Affirmed in part, reversed in part and remanded for entry of judgment in accord with this opinion.

NOTES

[*] Former circuit judge, sitting on the Court of Appeals by assignment pursuant to Const 1963, art 6, § 23 as amended in 1968.

[1] The City of Grosse Pointe Woods and the City of Harper Woods also intervened in this cause, but their interventions are not relevant to this appeal.

[2] Jones v. Chambers (1958), 353 Mich. 674, is distinguishable. In that case, the plaintiff to the second cause of action was concluded by the judgment in the first cause of action because its rights were derivative of the first plaintiff's. Defendants Babcock's rights are in no way derivative of the parties in Klais v. Danowski (1964), 373 Mich. 262, as they have no interest in Private Claim No. 623.

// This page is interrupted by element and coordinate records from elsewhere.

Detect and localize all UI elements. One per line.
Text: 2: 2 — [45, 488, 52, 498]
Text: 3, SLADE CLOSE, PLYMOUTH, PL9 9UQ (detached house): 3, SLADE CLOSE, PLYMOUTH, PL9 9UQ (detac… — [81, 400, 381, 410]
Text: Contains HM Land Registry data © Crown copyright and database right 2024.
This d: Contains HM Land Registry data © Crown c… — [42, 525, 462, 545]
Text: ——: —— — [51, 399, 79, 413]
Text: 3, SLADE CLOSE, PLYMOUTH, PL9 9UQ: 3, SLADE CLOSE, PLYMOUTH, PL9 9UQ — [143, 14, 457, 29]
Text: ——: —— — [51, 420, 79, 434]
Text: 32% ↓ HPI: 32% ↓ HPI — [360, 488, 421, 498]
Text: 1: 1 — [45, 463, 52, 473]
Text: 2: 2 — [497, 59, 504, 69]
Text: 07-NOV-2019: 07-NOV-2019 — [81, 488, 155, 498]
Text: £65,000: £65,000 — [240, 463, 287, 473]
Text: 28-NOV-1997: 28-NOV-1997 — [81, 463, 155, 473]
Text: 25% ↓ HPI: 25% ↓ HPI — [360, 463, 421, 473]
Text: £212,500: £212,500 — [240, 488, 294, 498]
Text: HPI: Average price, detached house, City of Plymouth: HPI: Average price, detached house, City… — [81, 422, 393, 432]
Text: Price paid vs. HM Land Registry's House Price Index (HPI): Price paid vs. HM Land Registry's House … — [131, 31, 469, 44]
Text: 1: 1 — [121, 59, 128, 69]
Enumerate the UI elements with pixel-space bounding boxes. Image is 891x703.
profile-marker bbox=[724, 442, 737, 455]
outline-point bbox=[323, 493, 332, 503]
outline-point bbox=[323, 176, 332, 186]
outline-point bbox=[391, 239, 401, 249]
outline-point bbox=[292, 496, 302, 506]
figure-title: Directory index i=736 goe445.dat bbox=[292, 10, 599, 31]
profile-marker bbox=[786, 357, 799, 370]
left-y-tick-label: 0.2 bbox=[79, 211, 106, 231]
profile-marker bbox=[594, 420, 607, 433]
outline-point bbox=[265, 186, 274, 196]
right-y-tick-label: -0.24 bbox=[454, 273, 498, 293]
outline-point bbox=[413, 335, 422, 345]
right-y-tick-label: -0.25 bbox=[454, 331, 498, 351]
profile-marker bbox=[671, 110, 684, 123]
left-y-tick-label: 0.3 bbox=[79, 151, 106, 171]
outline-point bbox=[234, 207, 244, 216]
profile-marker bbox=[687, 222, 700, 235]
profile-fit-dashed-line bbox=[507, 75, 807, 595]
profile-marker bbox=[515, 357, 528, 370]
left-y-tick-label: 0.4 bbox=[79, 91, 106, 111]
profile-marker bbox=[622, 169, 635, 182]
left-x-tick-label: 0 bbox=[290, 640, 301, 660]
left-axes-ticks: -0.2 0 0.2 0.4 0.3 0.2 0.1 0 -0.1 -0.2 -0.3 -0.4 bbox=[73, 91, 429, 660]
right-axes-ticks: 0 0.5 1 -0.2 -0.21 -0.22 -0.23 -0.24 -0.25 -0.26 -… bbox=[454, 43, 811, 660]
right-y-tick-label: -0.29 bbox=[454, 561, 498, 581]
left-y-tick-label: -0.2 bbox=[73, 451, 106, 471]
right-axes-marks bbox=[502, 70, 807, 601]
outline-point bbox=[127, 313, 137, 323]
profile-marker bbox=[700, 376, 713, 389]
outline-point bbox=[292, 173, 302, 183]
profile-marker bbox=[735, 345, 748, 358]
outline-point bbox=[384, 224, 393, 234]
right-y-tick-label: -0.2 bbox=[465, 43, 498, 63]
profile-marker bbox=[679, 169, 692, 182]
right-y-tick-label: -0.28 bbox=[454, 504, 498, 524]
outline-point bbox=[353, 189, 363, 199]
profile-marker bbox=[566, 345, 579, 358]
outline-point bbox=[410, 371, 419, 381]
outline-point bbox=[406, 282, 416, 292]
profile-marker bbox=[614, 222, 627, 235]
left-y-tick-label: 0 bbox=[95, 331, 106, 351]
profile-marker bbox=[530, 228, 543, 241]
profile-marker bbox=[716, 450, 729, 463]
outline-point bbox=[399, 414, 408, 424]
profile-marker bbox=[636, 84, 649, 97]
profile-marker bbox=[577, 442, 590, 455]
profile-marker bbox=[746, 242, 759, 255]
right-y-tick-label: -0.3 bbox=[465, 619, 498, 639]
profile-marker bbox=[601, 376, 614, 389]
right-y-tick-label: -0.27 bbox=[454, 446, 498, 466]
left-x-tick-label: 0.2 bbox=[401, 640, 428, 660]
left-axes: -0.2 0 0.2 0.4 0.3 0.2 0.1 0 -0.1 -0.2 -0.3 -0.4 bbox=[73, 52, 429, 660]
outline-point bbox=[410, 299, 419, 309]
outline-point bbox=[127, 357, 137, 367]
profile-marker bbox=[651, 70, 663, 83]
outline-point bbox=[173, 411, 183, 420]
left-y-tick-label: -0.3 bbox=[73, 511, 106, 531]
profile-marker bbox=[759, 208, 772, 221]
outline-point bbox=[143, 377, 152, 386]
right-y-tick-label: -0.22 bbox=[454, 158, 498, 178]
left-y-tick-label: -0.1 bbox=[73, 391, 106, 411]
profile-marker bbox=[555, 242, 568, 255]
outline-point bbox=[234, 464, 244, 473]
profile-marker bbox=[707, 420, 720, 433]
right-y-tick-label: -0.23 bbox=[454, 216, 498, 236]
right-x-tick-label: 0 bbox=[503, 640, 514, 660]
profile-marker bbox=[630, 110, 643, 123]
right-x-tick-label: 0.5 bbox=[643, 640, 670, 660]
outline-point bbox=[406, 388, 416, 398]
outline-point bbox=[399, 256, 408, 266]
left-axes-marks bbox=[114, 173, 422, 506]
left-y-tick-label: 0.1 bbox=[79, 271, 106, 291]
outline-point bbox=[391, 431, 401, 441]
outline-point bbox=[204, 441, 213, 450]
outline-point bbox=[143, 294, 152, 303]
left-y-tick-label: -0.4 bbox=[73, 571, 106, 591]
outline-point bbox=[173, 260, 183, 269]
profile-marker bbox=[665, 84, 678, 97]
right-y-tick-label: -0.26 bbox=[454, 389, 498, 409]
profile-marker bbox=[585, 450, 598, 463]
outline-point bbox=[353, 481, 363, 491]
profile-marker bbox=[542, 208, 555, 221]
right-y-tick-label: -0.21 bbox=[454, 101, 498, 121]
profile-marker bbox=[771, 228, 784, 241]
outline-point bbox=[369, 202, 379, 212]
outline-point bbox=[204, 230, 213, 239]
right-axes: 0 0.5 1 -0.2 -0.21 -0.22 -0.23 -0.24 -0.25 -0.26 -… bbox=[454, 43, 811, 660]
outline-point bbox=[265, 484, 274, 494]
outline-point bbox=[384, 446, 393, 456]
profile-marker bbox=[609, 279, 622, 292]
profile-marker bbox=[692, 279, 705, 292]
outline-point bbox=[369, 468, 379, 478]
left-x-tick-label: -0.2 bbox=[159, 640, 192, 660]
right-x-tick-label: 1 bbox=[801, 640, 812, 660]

[3] That such a situation is entirely possible, we need only point to People, ex rel. Director of Conservation, v. Reghi (1966), 3 Mich. App. 389, a companion case to People, ex rel. Director of Conservation, v. Babcock (1966), 3 Mich. App. 403. The former case involved Private Claim No. 624. The trial judge held that Klais v. Danowski (1964), 373 Mich. 262, established the borders of 624 even though that claim was never mentioned in Klais.

[4] Ordinarily, the fact that a judgment is erroneous will not prevent res judicata from operating. Johnson v. Haley (1959), 357 Mich. 411.

[5] Babcock was decided on the principle set forth in People, ex rel. Director of Conservation, v. Reghi (1966), 3 Mich. App. 389.

[6] The fact that the trial judge was able to ascertain the exact location of Private Claim No. 599 with precision based on the location of natural monuments suggests another reason res judicata should not operate in this case. The estoppel of a judgment extends only to the facts in issue as they existed at the time judgment was rendered and does not prevent a reexamination of the same questions where facts have changed or occurred which may alter the litigants' legal rights and relations. In re Raseman Estate (1969), 18 Mich. App. 91, 105. As the Court said in that ease at 104:

"The doctrine of res judicata is not immutable. It reflects a policy of law which seeks to end litigation, but it is only a policy, not an absolute rule, and it need not be and has not been applied rigidly without regard to disparate factual situations."